Having grasped that Versailles, as the embodiment of elite French culture, was the key to understanding 18th century Europe, I soon realized that knowledge of the French language was indispensable. Not only was it the tongue of the most admired court in Europe, it was the lingua franca of the entire European elite from London to St. Petersburg.
My new hero, Frederick the Great, for instance, spoke and wrote French in preference to German. Even when he spoke German, he is said to have spoken a Frenchified version of it. Legend has it that he once galloped up to a group of officers who were holding their troops back during battle and barked, “Messieurs! Warum attaquieren Sie nicht?” (“Gentlemen! Why are you not attacking?”). The point is that attaquieren is not a German verb, but one invented for the occasion from the French attaquer.
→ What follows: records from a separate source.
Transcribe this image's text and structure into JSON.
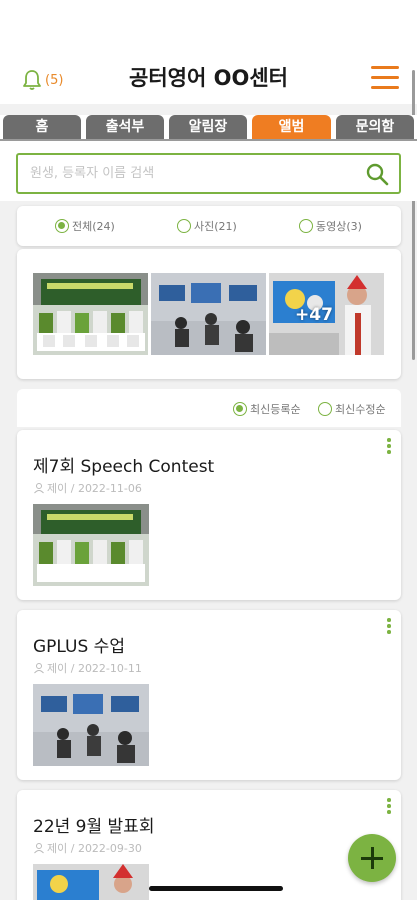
{
  "header": {
    "notification_count": "(5)",
    "title": "공터영어 OO센터",
    "icons": {
      "bell": "bell-icon",
      "menu": "hamburger-menu-icon"
    },
    "colors": {
      "accent_orange": "#ef7d22",
      "accent_green": "#7cb342",
      "tab_gray": "#6d6d6d"
    }
  },
  "tabs": [
    {
      "label": "홈",
      "active": false
    },
    {
      "label": "출석부",
      "active": false
    },
    {
      "label": "알림장",
      "active": false
    },
    {
      "label": "앨범",
      "active": true
    },
    {
      "label": "문의함",
      "active": false
    }
  ],
  "search": {
    "placeholder": "원생, 등록자 이름 검색",
    "icon": "search-icon"
  },
  "filters": [
    {
      "label": "전체(24)",
      "selected": true
    },
    {
      "label": "사진(21)",
      "selected": false
    },
    {
      "label": "동영상(3)",
      "selected": false
    }
  ],
  "preview": {
    "more_count": "+47"
  },
  "sort": [
    {
      "label": "최신등록순",
      "selected": true
    },
    {
      "label": "최신수정순",
      "selected": false
    }
  ],
  "posts": [
    {
      "title": "제7회 Speech Contest",
      "meta": "제이 / 2022-11-06"
    },
    {
      "title": "GPLUS 수업",
      "meta": "제이 / 2022-10-11"
    },
    {
      "title": "22년 9월 발표회",
      "meta": "제이 / 2022-09-30"
    }
  ]
}
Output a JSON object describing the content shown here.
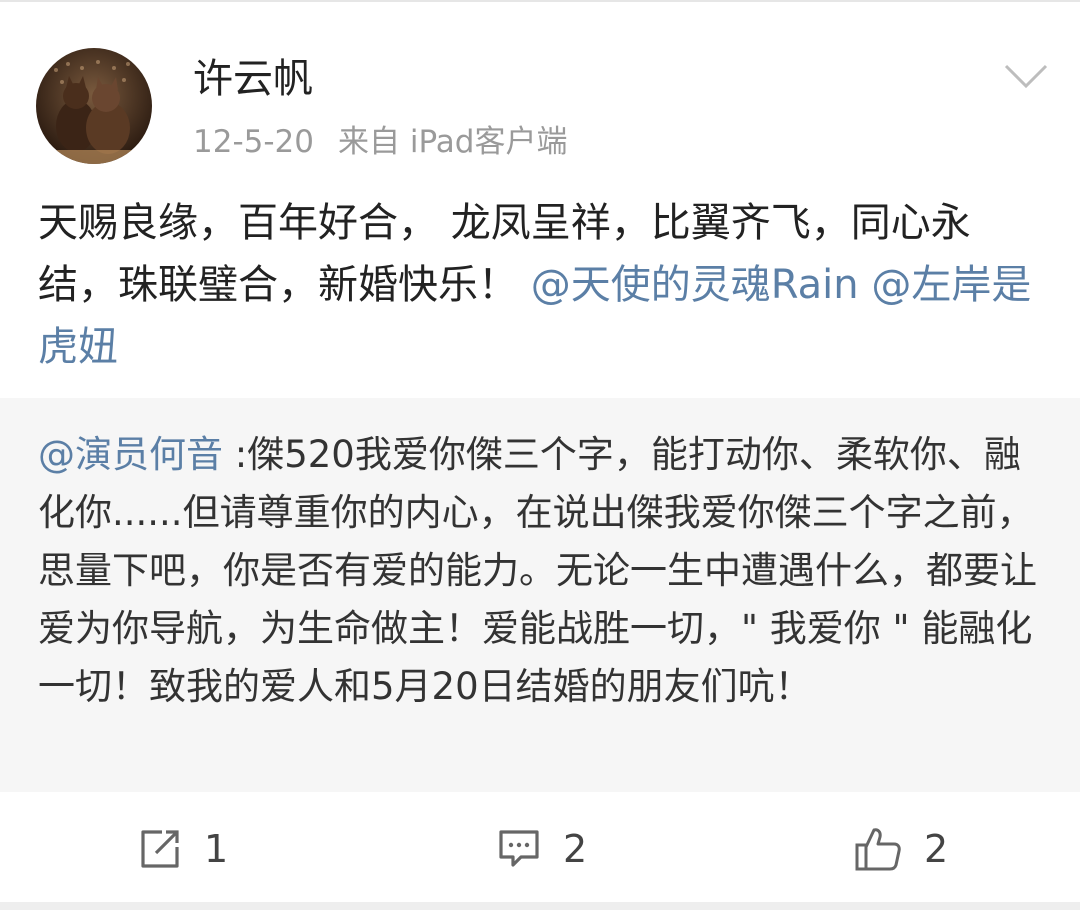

Furthermore, French was the language of the ‘Republic of Letters’, that group of what we would now call public intellectuals who lead the Enlightenment. Many of the most eminent of them were francophones, like Voltaire, Rousseau, and Diderot, of course. However, even if the non-francophones published in their native languages, like, say, Hume in English, or Vico in Italian, they used French to correspond with their foreign peers. They also used French when they met in person, which was not often in those days before planes and trains, as did Frederick and Voltaire when the latter took up the former’s invitation to live — temporarily, as it turned out — in Potsdam. When Diderot went to St. Petersburg to meet his benefactress, Catherine the Great, they conversed in French. The Empress, however, was disconcerted at their first interview by the fact Diderot would thump her on the knee whenever he agreed with what she said. At their next meeting, he found that a table had been inserted between their chairs.